The Soul as a Bridge

For several years, I have been reading a book that I love. I read it and re-read it. I return to it moments of despair and confusion. “Care of the Soul” by Thomas Moore is probably, hands down, my favorite book there is. I always get something new out of it.

He talks about what Soul is and how we can nurture it. Yet, I can never seem to find a concrete definition for what he thinks it is. I think that is intentional on his part. He doesn’t want there to be a definition for soul, because it isn’t something with boundaries. It is whatever we think and feel and know it to be. We can find in anything¬†– a leaf, a friend, a job, a past-time, a place, a meal… There is no limit to this thing called Soul.

{I like that.}

But among his writings on Soul, I have not found this particular idea that I have right now.

Soul, as a bridge.

Recently, I have had so many thoughts and ideas about my mind and my heart. They are so very different and, in some ways, they seem fractured. If the two could be a complete circle, then mine have divided into hemispheres. I feel a struggle, an urge, to draw them back together. I want to reconcile them, but they have their own agendas. I wouldn’t say they are at war exactly. That idea seems extreme. Yet, the emotional fallout and turmoil? That feels somewhat reminiscent of war to me. Rather, it is much like the time following war.

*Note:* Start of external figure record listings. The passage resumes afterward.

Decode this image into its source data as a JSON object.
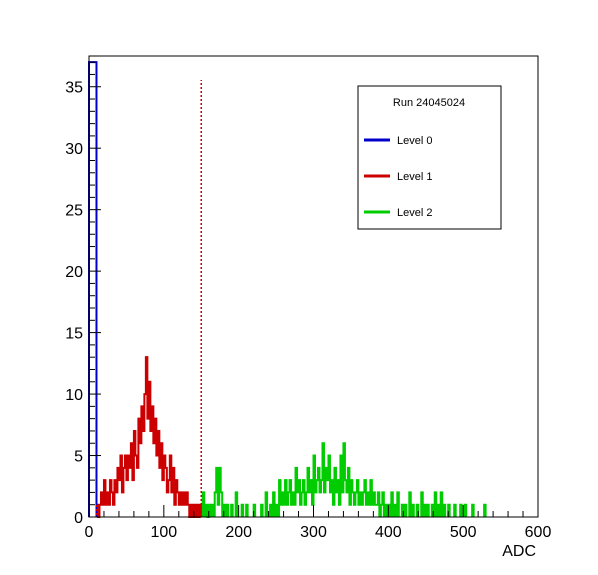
{
  "chart_data": {
    "type": "histogram",
    "title": "",
    "xlabel": "ADC",
    "ylabel": "",
    "xlim": [
      0,
      600
    ],
    "ylim": [
      0,
      37.5
    ],
    "x_ticks": [
      0,
      100,
      200,
      300,
      400,
      500,
      600
    ],
    "y_ticks": [
      0,
      5,
      10,
      15,
      20,
      25,
      30,
      35
    ],
    "grid": false,
    "bin_width": 2,
    "legend": {
      "placement": "top-right",
      "header": "Run 24045024",
      "entries": [
        "Level 0",
        "Level 1",
        "Level 2"
      ]
    },
    "threshold_lines": [
      {
        "x": 10,
        "color": "#0000cc",
        "style": "dotted"
      },
      {
        "x": 150,
        "color": "#cc0000",
        "style": "dotted"
      }
    ],
    "series": [
      {
        "name": "Level 0",
        "color": "#0000cc",
        "bins": [
          [
            0,
            37
          ],
          [
            2,
            37
          ],
          [
            4,
            37
          ],
          [
            6,
            37
          ],
          [
            8,
            37
          ]
        ]
      },
      {
        "name": "Level 1",
        "color": "#cc0000",
        "bins": [
          [
            10,
            1
          ],
          [
            12,
            0
          ],
          [
            14,
            1
          ],
          [
            16,
            2
          ],
          [
            18,
            1
          ],
          [
            20,
            3
          ],
          [
            22,
            1
          ],
          [
            24,
            2
          ],
          [
            26,
            1
          ],
          [
            28,
            3
          ],
          [
            30,
            2
          ],
          [
            32,
            1
          ],
          [
            34,
            3
          ],
          [
            36,
            2
          ],
          [
            38,
            4
          ],
          [
            40,
            3
          ],
          [
            42,
            5
          ],
          [
            44,
            2
          ],
          [
            46,
            4
          ],
          [
            48,
            5
          ],
          [
            50,
            3
          ],
          [
            52,
            5
          ],
          [
            54,
            4
          ],
          [
            56,
            6
          ],
          [
            58,
            3
          ],
          [
            60,
            7
          ],
          [
            62,
            5
          ],
          [
            64,
            4
          ],
          [
            66,
            8
          ],
          [
            68,
            6
          ],
          [
            70,
            9
          ],
          [
            72,
            7
          ],
          [
            74,
            10
          ],
          [
            76,
            13
          ],
          [
            78,
            8
          ],
          [
            80,
            11
          ],
          [
            82,
            7
          ],
          [
            84,
            9
          ],
          [
            86,
            6
          ],
          [
            88,
            8
          ],
          [
            90,
            5
          ],
          [
            92,
            7
          ],
          [
            94,
            4
          ],
          [
            96,
            6
          ],
          [
            98,
            3
          ],
          [
            100,
            5
          ],
          [
            102,
            4
          ],
          [
            104,
            2
          ],
          [
            106,
            3
          ],
          [
            108,
            5
          ],
          [
            110,
            2
          ],
          [
            112,
            4
          ],
          [
            114,
            1
          ],
          [
            116,
            3
          ],
          [
            118,
            2
          ],
          [
            120,
            1
          ],
          [
            122,
            2
          ],
          [
            124,
            1
          ],
          [
            126,
            2
          ],
          [
            128,
            1
          ],
          [
            130,
            2
          ],
          [
            132,
            1
          ],
          [
            134,
            0
          ],
          [
            136,
            1
          ],
          [
            138,
            0
          ],
          [
            140,
            1
          ],
          [
            142,
            0
          ],
          [
            144,
            1
          ],
          [
            146,
            0
          ],
          [
            148,
            1
          ]
        ]
      },
      {
        "name": "Level 2",
        "color": "#00cc00",
        "bins": [
          [
            152,
            2
          ],
          [
            156,
            1
          ],
          [
            158,
            0
          ],
          [
            160,
            1
          ],
          [
            164,
            1
          ],
          [
            168,
            2
          ],
          [
            170,
            4
          ],
          [
            172,
            1
          ],
          [
            174,
            4
          ],
          [
            176,
            2
          ],
          [
            180,
            1
          ],
          [
            184,
            1
          ],
          [
            190,
            1
          ],
          [
            196,
            2
          ],
          [
            204,
            1
          ],
          [
            210,
            1
          ],
          [
            220,
            1
          ],
          [
            230,
            1
          ],
          [
            236,
            2
          ],
          [
            242,
            1
          ],
          [
            246,
            2
          ],
          [
            250,
            1
          ],
          [
            254,
            3
          ],
          [
            256,
            1
          ],
          [
            258,
            2
          ],
          [
            260,
            1
          ],
          [
            262,
            3
          ],
          [
            264,
            1
          ],
          [
            266,
            2
          ],
          [
            268,
            3
          ],
          [
            270,
            1
          ],
          [
            272,
            2
          ],
          [
            274,
            1
          ],
          [
            276,
            4
          ],
          [
            278,
            2
          ],
          [
            280,
            3
          ],
          [
            282,
            1
          ],
          [
            284,
            2
          ],
          [
            286,
            3
          ],
          [
            288,
            1
          ],
          [
            290,
            2
          ],
          [
            292,
            4
          ],
          [
            294,
            2
          ],
          [
            296,
            3
          ],
          [
            298,
            1
          ],
          [
            300,
            5
          ],
          [
            302,
            2
          ],
          [
            304,
            3
          ],
          [
            306,
            4
          ],
          [
            308,
            2
          ],
          [
            310,
            3
          ],
          [
            312,
            6
          ],
          [
            314,
            2
          ],
          [
            316,
            4
          ],
          [
            318,
            3
          ],
          [
            320,
            5
          ],
          [
            322,
            2
          ],
          [
            324,
            3
          ],
          [
            326,
            1
          ],
          [
            328,
            4
          ],
          [
            330,
            2
          ],
          [
            332,
            3
          ],
          [
            334,
            1
          ],
          [
            336,
            5
          ],
          [
            338,
            2
          ],
          [
            340,
            6
          ],
          [
            342,
            3
          ],
          [
            344,
            2
          ],
          [
            346,
            4
          ],
          [
            348,
            1
          ],
          [
            350,
            3
          ],
          [
            352,
            2
          ],
          [
            354,
            1
          ],
          [
            356,
            2
          ],
          [
            358,
            3
          ],
          [
            360,
            1
          ],
          [
            362,
            2
          ],
          [
            364,
            1
          ],
          [
            366,
            2
          ],
          [
            368,
            3
          ],
          [
            370,
            1
          ],
          [
            372,
            2
          ],
          [
            374,
            1
          ],
          [
            376,
            3
          ],
          [
            378,
            1
          ],
          [
            380,
            2
          ],
          [
            382,
            1
          ],
          [
            384,
            1
          ],
          [
            386,
            2
          ],
          [
            390,
            1
          ],
          [
            392,
            2
          ],
          [
            396,
            1
          ],
          [
            400,
            1
          ],
          [
            404,
            2
          ],
          [
            408,
            1
          ],
          [
            412,
            2
          ],
          [
            418,
            1
          ],
          [
            422,
            1
          ],
          [
            428,
            2
          ],
          [
            432,
            1
          ],
          [
            438,
            1
          ],
          [
            444,
            2
          ],
          [
            448,
            1
          ],
          [
            452,
            1
          ],
          [
            458,
            1
          ],
          [
            462,
            2
          ],
          [
            466,
            1
          ],
          [
            470,
            2
          ],
          [
            474,
            1
          ],
          [
            480,
            1
          ],
          [
            488,
            1
          ],
          [
            496,
            1
          ],
          [
            502,
            1
          ],
          [
            512,
            1
          ],
          [
            528,
            1
          ]
        ]
      }
    ]
  }
}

Soldiers return home to find they are welcome or unwelcome. While they were gone, time was passing, but in their minds, while sitting at the battle front, the idea of home was standing still. Home became a refuge in their minds. They grasped it and held on for dear life as a coping mechanism for all the turmoil in front of them. All the while their home was evolving and changing, designing itself to be a world without them.

The is the disconnection I feel between my heart and my mind. My mind has been off fighting battles only to return and find that my heart has a much different landscape than it did before. The two had once loved each other – inseparable, a perfect circle. Now, they awkwardly fumble to co-exist, dancing side-by-side.

Somehow, there needs to be a bridge where they can meet and sort it out. I think that bridge is Soul. My soul speaks the language of both entities. It is the common ground. Yet, it is a weak muscle I have rarely exercised in my life. Like a small child, it desperately wants to reunite its parents, but has no idea how.

My soul needs to grow, to mature. It must be tended, pruned, prodded and watered. What does this process look like and how can use this muscle to pull the various hemispheres into alignment?

My soul is the place where both things can be true. It is the place where logic and feeling meet. It is both/and. Contradicting elements can dwell without harm. Yet, I wonder how.

My mind holds fiercely to hardwiring from my youth. I cannot let it go. My soul says this is acceptable, instead of infantile.

My heart evolves and expands to hold all of the differences and dynamics I have seen in life. My soul says this is peaceful and loving, instead of false and devoid of absolute-truth.

My mind believes there is a god. My heart says he cannot be or he is cruel. These two things, they stand on the bridge of my soul, side-by-side. Both/And.

A beautiful scene – two post-war lovers.